The police thus fined the city NOK 500,000 for negligence, but the city refused to accept blame or pay the fine. That’s why the case involving the two deaths has finally landed in court, five years after the deaths occurred. The city claims it gave Bukkøy help and services in line with “a certain minimum standard,” while Bringaker didn’t want much if any help at home. City officials claim they couldn’t force help upon her. Health authorities at the state level contend the city should have investigated whether the women were capable of acting in their own best interests.

As the case got underway on Wednesday, with the city pleading “not guilty” to charges of negligence, a local professor who specializes in geriatrics said he thinks more such cases will land in court. “If we continue to view the elderly only as a cost item who need to be taken care of in the simplest manner, this won’t be the last case of this character,” Professor Torgeir Bruun Wyller told NRK.

Elder care ‘not good enough’
While hospitals in Norway are funded and run by the state, nursing homes are administered through municipalities. When an elderly patient is ready to be released from the hospital, their local authorities are supposed to provide nursing home care. All too often the local authorities fail to do so, meaning the patients linger at the hospital on the state’s bill or are sent home and can’t care for themselves. Families generally step in, and private options are available to those who can afford them, but many elderly are single with no family in the vicinity, and thus are on their own.

Torgeir Micaelsen, health policy spokesman for the Labour Party that held government power for eight years until 2013, admitted earlier this year that its own elder care policies “have not been good enough.” Standards of elder care, long seen as a public sector responsibility in Norway, vary far too widely around the country and Labour now thinks the sector needs centralized management, to make sure state funds allotted to elder care get used for elder care, and aren’t funneled into other areas of municipal budgets.

Human rights violations
While clean, well-functioning nursing homes are found, the standards of some elder care in Norway can be so low that the Norwegian Center for Human Rights recently released a report claiming that the human rights of the elderly were regularly violated at Norwegian nursing homes. Residents were seldom taken outdoors in the fresh air, for example, or weren’t helped to the toilet, were forced to use diapers and showered too infrequently, according to the report. No one made sure elderly residents were eating properly, or getting enough fluids. Nursing home management blamed a lack of staffing, while the elderly themselves are a vulnerable group who often are unable or unwilling to complain or demand their rights.
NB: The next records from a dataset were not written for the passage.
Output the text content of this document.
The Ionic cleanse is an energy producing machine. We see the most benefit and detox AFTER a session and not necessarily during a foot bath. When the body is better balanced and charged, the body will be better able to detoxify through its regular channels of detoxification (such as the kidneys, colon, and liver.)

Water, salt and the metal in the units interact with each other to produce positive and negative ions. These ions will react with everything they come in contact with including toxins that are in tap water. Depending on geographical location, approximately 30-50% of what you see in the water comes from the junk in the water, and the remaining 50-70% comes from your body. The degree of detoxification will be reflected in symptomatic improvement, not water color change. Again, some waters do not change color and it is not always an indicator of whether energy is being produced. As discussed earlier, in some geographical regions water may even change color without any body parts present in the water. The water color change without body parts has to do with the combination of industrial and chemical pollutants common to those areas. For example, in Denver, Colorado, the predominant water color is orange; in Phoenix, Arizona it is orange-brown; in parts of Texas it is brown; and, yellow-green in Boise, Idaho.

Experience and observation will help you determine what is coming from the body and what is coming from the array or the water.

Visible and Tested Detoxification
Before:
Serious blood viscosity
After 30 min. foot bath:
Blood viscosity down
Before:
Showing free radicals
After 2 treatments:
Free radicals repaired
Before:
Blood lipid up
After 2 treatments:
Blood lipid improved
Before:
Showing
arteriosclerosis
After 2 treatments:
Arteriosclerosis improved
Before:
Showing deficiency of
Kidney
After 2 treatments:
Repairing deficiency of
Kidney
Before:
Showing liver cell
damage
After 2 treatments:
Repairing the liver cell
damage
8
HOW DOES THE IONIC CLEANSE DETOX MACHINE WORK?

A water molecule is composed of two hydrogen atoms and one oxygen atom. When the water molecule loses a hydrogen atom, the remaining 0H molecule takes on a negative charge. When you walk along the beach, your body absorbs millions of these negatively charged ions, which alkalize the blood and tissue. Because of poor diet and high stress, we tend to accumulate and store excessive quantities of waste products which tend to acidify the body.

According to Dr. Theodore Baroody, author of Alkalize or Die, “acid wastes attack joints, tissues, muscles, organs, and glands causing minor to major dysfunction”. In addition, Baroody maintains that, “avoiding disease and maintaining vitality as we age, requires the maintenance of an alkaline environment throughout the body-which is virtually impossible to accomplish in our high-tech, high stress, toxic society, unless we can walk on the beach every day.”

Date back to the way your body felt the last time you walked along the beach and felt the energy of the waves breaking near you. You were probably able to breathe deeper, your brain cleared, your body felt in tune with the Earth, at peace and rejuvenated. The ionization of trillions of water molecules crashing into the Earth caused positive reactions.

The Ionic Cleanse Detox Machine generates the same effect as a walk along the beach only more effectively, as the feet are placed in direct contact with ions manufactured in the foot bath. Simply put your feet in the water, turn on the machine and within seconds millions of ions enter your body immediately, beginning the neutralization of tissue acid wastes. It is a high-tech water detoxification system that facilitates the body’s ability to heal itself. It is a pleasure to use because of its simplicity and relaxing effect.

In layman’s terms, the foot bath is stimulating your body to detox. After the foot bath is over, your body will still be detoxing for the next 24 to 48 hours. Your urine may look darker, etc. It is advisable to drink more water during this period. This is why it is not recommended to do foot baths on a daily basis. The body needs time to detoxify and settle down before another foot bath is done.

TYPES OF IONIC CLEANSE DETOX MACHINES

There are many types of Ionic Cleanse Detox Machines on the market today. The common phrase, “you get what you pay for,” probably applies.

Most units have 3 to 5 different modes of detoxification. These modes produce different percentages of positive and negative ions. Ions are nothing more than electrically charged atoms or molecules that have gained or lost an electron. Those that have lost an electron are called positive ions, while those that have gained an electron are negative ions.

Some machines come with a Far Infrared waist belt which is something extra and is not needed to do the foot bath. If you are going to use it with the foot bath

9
The Progress Party, which now shares government power with the Conservatives, has long campaigned on a platform of improving elder care nationwide. Newspaper Aftenposten reported recently, though, that the Progress Party’s “Elderly uproar” social media site, on which it regularly shared tales of long waiting lists for nursing home rooms and poor care at the nursing homes, went silent after the party assumed office. It apparently was easier to criticize elder care while the party was in opposition than after it came into position.

Health Minister Bent Høie from the Conservatives has acknowledged substandard nursing home care in Norway and vowed improvements, but it was unclear whether they will come and, if so, whether they’ll be in the form of funding, administration or both. The government has been huddling in its first budget conference this week, where Prime Minister Erna Solberg warned of reductions in Norway’s welfare state unless Norway’s oil-fed economy restructures and becomes less reliant on oil and gas revenue that recently has been declining.